Although this renders moot Aliu's argument that there was insufficient evidence of his "waiver," we note that this vague argument appears to be based on a misapprehension of a statement the trial court made. In its statement of decision, the court noted that the agreement obligated Elavon to report a terminated merchant (Aliu) to MATCH and Aliu "waived his right to all claims as a result of [Elavon's] report." The court was referencing paragraph 17 of the agreement's terms of service requiring Aliu to "[a]cknowledge that Member and/or Servicer is required to report Merchant's business name and the name of Merchant's principals to the MATCH listing maintained by MasterCard and accessed and updated by Visa and American Express pursuant to the requirements of the Payment Network Regulations." Aliu then argues that because the Payment Network Regulations were never introduced into evidence, there was insufficient evidence of waiver. Aliu misses the point: the court was merely pointing out that Aliu acknowledged that Elavon had to report him to MATCH if, for example, Aliu had excessive chargebacks. The court did not need the Payment Network Regulations to come to that conclusion.

DISPOSITION

The judgment is affirmed. Defendant and respondent Elavon is to recover its costs on appeal.

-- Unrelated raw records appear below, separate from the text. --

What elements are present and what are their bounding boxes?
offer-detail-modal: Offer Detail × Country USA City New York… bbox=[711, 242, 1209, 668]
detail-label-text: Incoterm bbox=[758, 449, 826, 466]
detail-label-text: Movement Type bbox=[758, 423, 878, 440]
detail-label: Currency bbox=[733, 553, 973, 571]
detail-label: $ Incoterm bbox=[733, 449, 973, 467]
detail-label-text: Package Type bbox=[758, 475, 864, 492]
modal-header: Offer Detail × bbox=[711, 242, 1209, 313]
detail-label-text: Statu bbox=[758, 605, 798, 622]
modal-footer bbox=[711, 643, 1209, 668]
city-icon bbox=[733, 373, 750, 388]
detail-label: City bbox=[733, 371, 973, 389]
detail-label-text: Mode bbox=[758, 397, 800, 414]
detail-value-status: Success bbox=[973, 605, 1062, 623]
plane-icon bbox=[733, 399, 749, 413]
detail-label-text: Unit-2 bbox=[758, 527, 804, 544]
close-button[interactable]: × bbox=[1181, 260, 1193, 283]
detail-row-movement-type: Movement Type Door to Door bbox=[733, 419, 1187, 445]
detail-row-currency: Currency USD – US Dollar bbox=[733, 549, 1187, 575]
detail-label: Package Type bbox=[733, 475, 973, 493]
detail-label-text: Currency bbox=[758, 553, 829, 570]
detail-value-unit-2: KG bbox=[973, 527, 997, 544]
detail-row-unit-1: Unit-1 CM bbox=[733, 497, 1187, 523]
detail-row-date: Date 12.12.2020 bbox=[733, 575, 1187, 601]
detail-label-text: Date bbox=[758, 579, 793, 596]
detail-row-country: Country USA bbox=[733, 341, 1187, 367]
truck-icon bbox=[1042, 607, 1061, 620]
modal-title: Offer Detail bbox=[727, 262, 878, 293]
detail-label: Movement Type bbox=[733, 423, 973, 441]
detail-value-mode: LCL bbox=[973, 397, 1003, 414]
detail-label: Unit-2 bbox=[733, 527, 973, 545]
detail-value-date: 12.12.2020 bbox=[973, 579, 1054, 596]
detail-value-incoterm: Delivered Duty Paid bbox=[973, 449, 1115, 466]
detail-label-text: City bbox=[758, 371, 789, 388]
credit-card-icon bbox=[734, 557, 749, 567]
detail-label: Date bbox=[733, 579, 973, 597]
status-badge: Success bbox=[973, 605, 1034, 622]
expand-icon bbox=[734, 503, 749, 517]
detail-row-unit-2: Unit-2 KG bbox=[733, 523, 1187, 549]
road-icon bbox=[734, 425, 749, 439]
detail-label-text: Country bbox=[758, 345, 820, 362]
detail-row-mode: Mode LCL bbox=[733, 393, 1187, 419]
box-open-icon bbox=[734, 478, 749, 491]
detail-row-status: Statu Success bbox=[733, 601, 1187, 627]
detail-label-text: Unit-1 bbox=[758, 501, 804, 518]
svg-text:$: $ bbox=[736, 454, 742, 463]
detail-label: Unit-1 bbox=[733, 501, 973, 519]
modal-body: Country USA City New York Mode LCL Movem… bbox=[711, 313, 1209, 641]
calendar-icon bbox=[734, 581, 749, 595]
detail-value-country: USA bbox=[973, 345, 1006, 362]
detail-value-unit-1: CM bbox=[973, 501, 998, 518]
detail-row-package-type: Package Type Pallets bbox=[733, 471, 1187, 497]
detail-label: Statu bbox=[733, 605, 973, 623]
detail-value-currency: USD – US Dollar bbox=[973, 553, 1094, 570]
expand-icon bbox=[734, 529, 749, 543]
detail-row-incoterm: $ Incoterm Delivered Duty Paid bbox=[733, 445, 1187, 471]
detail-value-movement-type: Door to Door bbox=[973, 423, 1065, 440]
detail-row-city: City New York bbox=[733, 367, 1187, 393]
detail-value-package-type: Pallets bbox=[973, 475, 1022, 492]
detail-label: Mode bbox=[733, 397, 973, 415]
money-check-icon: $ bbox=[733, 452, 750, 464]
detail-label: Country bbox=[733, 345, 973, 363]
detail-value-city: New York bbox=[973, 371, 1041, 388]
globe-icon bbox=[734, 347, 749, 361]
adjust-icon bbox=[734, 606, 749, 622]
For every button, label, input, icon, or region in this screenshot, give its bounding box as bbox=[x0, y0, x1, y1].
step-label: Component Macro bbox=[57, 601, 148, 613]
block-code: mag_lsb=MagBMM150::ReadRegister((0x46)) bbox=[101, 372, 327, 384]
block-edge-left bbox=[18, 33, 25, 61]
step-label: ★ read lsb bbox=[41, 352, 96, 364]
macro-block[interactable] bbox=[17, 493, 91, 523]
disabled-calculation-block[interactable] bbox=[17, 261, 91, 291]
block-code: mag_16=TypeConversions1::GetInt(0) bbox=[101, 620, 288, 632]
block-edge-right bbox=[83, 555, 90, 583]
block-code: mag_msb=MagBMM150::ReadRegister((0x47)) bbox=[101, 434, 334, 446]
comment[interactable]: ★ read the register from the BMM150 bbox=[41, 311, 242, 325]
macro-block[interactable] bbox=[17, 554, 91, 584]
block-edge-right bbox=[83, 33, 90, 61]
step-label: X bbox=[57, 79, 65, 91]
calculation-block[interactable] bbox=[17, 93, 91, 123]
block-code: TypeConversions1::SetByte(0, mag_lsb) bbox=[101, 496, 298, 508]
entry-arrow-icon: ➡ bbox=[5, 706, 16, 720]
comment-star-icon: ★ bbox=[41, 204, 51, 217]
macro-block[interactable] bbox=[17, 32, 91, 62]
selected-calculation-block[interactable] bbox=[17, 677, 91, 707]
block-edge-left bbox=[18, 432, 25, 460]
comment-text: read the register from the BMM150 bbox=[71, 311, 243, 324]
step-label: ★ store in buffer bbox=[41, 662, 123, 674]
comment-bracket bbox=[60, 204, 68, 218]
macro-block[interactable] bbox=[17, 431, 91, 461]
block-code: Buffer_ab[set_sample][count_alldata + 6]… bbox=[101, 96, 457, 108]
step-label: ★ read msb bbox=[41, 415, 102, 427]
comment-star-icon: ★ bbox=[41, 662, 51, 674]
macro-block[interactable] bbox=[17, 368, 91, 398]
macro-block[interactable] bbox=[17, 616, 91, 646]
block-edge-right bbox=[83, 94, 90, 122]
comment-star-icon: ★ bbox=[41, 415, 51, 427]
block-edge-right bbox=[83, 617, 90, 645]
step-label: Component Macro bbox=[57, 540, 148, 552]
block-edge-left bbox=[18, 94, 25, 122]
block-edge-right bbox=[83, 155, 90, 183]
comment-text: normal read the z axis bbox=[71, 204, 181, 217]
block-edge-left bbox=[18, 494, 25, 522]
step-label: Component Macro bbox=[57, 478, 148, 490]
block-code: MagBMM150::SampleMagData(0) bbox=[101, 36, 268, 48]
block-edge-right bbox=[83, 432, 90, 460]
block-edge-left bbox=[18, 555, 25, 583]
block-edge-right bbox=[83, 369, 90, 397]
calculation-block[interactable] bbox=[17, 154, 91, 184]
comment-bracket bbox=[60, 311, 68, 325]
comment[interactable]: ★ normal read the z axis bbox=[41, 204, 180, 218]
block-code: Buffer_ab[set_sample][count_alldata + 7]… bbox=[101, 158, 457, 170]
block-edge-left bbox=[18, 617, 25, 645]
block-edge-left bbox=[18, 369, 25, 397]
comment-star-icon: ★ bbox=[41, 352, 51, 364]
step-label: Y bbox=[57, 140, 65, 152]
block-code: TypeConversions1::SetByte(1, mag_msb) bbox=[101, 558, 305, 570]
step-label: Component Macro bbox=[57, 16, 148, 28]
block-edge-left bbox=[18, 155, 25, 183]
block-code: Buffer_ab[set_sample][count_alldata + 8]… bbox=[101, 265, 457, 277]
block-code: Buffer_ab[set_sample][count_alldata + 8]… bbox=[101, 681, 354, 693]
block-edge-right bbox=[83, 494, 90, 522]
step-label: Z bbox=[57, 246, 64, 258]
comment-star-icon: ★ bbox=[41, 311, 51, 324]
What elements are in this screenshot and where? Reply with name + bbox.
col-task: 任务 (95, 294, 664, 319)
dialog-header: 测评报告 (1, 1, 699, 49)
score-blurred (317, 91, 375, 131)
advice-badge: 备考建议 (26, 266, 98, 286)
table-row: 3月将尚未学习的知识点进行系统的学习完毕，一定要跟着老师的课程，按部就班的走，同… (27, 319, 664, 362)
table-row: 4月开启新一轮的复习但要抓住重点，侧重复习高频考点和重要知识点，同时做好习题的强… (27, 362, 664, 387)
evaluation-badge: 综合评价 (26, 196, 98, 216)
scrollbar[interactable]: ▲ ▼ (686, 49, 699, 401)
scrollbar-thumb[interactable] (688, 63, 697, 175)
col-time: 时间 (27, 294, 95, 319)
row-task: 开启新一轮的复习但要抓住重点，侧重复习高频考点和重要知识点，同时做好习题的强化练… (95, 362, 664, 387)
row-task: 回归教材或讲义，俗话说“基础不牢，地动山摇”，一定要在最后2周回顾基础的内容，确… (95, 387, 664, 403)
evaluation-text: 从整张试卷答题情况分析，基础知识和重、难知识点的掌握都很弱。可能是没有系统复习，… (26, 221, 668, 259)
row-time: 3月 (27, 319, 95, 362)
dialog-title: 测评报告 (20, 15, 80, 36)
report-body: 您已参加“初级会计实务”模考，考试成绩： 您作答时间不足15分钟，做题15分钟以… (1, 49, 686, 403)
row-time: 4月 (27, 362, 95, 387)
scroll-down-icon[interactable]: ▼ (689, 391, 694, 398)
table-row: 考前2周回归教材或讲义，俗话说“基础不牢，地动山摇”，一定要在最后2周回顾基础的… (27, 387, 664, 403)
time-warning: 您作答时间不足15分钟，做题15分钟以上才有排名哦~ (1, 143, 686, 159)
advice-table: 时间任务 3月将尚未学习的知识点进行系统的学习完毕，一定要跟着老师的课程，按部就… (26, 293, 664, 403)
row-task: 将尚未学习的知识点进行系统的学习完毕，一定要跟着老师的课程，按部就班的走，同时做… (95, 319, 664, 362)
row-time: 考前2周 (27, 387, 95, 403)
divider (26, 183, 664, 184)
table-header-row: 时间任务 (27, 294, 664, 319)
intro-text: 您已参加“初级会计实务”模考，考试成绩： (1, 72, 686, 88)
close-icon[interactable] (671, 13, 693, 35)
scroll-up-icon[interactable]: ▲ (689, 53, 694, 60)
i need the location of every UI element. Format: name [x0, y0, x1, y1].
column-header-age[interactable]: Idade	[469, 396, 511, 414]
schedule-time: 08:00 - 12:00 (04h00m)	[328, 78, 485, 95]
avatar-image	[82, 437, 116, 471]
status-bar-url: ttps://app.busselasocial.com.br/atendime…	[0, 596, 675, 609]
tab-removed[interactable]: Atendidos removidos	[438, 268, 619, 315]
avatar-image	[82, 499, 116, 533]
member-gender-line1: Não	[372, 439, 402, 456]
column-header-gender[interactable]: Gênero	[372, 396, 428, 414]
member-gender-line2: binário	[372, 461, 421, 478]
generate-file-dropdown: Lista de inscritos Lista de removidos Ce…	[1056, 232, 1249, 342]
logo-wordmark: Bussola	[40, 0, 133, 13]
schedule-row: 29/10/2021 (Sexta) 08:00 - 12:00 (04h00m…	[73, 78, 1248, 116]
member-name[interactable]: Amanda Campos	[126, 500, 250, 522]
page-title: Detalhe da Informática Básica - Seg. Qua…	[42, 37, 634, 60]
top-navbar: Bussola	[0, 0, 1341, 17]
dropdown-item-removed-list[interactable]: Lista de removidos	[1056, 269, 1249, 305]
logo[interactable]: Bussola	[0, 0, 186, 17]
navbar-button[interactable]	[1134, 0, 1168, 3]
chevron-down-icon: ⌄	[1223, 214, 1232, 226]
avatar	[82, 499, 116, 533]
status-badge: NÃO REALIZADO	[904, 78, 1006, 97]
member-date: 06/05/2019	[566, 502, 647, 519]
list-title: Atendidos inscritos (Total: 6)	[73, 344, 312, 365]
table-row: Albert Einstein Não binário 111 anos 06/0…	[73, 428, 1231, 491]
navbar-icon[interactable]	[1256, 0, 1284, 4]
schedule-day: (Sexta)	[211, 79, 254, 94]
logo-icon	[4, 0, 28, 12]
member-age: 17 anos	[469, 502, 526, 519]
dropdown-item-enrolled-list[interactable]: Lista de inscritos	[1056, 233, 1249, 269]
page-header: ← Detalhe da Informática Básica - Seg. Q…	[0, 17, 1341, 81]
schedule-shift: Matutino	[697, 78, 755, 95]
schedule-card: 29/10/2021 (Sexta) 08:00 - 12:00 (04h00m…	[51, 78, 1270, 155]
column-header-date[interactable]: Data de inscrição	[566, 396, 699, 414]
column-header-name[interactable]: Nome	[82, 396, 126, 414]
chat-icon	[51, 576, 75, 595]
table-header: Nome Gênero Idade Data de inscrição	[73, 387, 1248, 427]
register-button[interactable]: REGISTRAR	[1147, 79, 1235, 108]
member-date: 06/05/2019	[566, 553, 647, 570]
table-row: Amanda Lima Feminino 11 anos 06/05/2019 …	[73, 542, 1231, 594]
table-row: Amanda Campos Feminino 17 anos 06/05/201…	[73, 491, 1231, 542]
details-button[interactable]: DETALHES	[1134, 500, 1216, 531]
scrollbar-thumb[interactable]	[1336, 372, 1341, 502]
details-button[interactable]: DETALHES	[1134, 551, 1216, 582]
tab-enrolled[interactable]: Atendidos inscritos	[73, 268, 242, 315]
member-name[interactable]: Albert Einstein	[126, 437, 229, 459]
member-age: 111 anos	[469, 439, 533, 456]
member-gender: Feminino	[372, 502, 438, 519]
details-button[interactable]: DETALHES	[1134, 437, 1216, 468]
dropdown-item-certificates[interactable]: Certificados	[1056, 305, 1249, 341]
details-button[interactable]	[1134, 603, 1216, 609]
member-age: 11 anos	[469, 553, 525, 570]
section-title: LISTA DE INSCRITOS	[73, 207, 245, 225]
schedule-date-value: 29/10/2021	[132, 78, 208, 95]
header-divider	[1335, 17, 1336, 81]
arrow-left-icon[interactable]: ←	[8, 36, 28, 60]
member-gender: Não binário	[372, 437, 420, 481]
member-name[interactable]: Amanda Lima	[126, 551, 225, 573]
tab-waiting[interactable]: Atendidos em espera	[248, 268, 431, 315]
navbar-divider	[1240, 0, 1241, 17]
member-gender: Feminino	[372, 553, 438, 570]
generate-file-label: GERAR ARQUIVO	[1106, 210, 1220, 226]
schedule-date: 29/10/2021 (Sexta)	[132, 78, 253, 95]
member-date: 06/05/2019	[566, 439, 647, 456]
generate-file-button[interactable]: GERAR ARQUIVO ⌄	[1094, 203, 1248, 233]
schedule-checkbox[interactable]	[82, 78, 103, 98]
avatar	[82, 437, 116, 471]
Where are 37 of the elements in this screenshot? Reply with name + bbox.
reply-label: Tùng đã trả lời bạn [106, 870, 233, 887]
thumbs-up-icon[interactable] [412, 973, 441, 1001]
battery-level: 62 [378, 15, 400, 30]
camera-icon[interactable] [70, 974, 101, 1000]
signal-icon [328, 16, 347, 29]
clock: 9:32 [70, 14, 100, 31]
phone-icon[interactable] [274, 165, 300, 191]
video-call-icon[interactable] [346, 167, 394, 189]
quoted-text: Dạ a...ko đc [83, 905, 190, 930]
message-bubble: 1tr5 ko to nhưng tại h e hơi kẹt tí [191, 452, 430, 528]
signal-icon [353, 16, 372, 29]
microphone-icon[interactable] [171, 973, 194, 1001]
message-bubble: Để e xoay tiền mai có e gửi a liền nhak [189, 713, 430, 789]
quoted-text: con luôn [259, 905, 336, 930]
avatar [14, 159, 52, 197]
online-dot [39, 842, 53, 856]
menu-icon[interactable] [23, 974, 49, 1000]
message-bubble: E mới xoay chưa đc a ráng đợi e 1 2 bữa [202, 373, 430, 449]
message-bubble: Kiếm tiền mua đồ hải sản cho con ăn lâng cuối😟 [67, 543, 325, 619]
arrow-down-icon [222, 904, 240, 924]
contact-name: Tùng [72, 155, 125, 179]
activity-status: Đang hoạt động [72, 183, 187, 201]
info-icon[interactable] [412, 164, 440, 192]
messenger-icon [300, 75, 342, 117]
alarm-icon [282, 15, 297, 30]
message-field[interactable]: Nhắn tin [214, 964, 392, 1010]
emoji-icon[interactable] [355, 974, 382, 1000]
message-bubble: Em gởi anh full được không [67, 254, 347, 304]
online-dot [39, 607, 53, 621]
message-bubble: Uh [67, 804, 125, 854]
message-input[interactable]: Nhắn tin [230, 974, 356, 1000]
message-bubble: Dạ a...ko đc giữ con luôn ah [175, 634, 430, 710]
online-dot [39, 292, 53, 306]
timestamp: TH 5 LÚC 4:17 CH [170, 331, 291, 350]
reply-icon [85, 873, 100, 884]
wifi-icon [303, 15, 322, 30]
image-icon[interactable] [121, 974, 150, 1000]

EDMON, P. J. and LAVIN, J., concurs.

FootNotes


* Judge of the Los Angeles Superior Court, assigned by the Chief Justice pursuant to article VI, section 6 of the California Constitution.
1. The parties proceed by way of a stipulated settled statement.
2. There is some confusion in the record whether Aliu intended to allege a cause of action for interference with contractual relationships, in addition to a cause of action for interference with prospective economic relationships. Although Aliu argues he alleged both causes of action, he inartfully titled his first cause of action as one for "tortious interference with economic advantage," which has the same elements as his second cause of action for interference with prospective economic advantage. (Crown Imports, LLC v. Superior Court (2014) 223 Cal.App.4th 1395, 1404.) The trial court, in any event, addressed both existing and prospective relations. We therefore reject Aliu's argument that the trial court misapplied the law because it applied the elements of a cause of action for tortious interference with a prospective economic advantage rather than the elements of one for tortious interference with existing contractual relationships.
3. The trial court entered judgment on July 13, 2015 and the clerk mailed notice of entry of judgment that day. Aliu had already filed a premature notice of appeal on June 23, 2015. We exercise our discretion to treat the notice of appeal as having been filed immediately after entry of judgment. (Cal. Rules of Court, rule 8.104(d)(2).)
4. His first amended complaint vaguely alleged that in November 2007 he "commenced business relationships with various third parties, which contemplated the purchase of computer servers online from plaintiff's website."
5. Aliu suggests that Elavon admitted in discovery that it had breached the implied covenant of good faith and fair dealing. There was no such admission. Elavon merely admitted that the agreement had an implied covenant of good faith and fair dealing. That is not tantamount to an admission it breached the covenant.